Por aqui, os conselhos do Banco Mundial foram rechaçados pela
esquerda (inclusive o PT), tratados como maldição. "Não se combate
pobreza com esmola", indignavam-se os petistas. Contra essa maré sempre
remou o senador Eduardo Suplicy (PT-SP), que desde os anos 80 defendia
um programa de renda mínima universal - pobres e não pobres - e citava o
liberal Milton Friedman em seus argumentos. Coerente, Suplicy
apresentou o projeto ao Senado em 1991, que foi sancionado por Lula em
2004, mas nunca executado. Também em 1991 o economista da PUC-Rio José
Marcio Camargo escreveu o texto Pobreza e garantia de renda mínima,
apoiando o projeto de Suplicy, mas fechando o foco só nos mais pobres e
acrescentando duas sugestões: excluir os idosos e restringir o acesso às
famílias com crianças matriculadas na escola.
A ideia foi ganhando forma no início dos anos 90, em discussões de um
grupo de economistas do Rio de Janeiro, entre eles Ricardo Paes de
Barros, André Urani, Edward Amadeo e Ricardo Henriques (que no governo
Lula ajudou a formatar o cadastro único), além de Camargo. Curiosamente,
coube a um tucano (o prefeito de Campinas José Roberto Magalhães
Teixeira) e a um petista (o governador de Brasília Cristovam Buarque,
hoje no PDT) a primeira iniciativa - em 1995 - de criar um programa de
transferência de renda no Brasil, que recebeu o nome de Bolsa Escola.
Em alcance nacional, foi o ex-presidente Fernando Henrique Cardoso
quem primeiro implantou o programa - também com o nome de Bolsa Escola
-, em 1998, focalizando nos mais pobres e criando duas exigências para
as famílias terem acesso: comprovada frequência na escola e carteira de
vacinação atualizada da criança. Na época, o PT foi contra e chamava o
programa de "Bolsa Esmola". Em sua gestão, FHC também criou outros
programas sociais, entre eles o Vale Gás e o Bolsa Alimentação.

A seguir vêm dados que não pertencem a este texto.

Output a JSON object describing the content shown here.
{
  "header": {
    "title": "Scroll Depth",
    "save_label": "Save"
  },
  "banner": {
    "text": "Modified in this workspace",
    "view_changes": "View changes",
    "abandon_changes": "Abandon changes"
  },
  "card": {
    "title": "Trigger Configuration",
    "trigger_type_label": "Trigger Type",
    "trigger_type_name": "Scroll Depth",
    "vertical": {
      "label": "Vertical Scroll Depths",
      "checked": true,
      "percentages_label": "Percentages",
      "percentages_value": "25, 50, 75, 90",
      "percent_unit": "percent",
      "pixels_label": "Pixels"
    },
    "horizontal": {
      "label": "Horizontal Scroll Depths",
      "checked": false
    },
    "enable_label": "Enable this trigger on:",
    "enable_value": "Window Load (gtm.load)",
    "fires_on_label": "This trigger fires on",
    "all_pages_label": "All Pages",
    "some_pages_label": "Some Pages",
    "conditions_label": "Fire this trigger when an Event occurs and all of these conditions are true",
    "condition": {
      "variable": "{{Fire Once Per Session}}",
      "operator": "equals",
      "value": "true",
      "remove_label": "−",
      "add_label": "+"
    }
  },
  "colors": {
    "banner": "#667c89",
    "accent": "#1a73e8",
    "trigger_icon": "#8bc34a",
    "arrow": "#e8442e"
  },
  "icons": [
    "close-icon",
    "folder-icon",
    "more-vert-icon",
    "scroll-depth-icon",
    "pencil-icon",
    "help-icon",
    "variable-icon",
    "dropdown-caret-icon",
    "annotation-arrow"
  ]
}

O mérito de Lula foi unificar cadastros e concentrar todos os
programas sociais de FHC em um único, que chamou de Bolsa Família. Lula e
o PT não criaram nada e ainda abandonaram o Fome Zero - que conceberam
para concorrer com o Bolsa Escola - e se apropriaram do programa que
combateram em 1998. O mérito maior de Lula, no entanto, foi apostar no
êxito do Bolsa Família como meio para reduzir a pobreza. Nos últimos dez
anos, o número de famílias beneficiadas mais do que dobrou, saltando de
5 milhões, do fim do mandato de FHC, para 13,8 milhões, atualmente. E
ajudou muito a tirar milhões de brasileiros da extrema pobreza e outros
milhões a ascenderem à classe média.
Ao criar agora o Brasil sem Miséria, a meta de Dilma Rousseff é
erradicar a miséria no País. A mesma meta que tinha o ultraliberal
Milton Friedman quando concebeu os programas de transferência de renda
há cinco décadas. É assim a História.
Privatização e BC.
Diferentemente do Bolsa Família, a
adesão de Lula, Dilma e do PT à privatização e à autonomia do Banco
Central é envergonhada e incompleta. Menos ideológico do que Dilma, Lula
respeitou o acordo feito com Henrique Meirelles e lhe deu autonomia de
decisão no BC em seus oito anos de gestão. Mas na semana passada fez
coro ao PT manifestando-se contra a autonomia em lei - ou porque não
quer abrir mão do poder ou porque imagina usar isso como bandeira
eleitoral.
Mais concentradora e ideológica, Dilma deu sucessivas mostras de que
não pretende abrir mão da palavra final em política monetária. E, além
de não ajudar, exagerando nos gastos (o déficit fiscal de setembro
ultrapassou R$ 10 bilhões), deixa para a direção do Banco Central a
solitária e inglória tarefa de controlar a inflação sem liberdade para
manejar suas armas.
Quanto à privatização, os dois resistiram o quanto puderam. Lula por
oportunismo político-eleitoral, Dilma por convicção ideológica. Mas ela
foi obrigada a recuar por motivo simples e pragmático: precisa do
capital privado para estimular crescimento e desenvolvimento.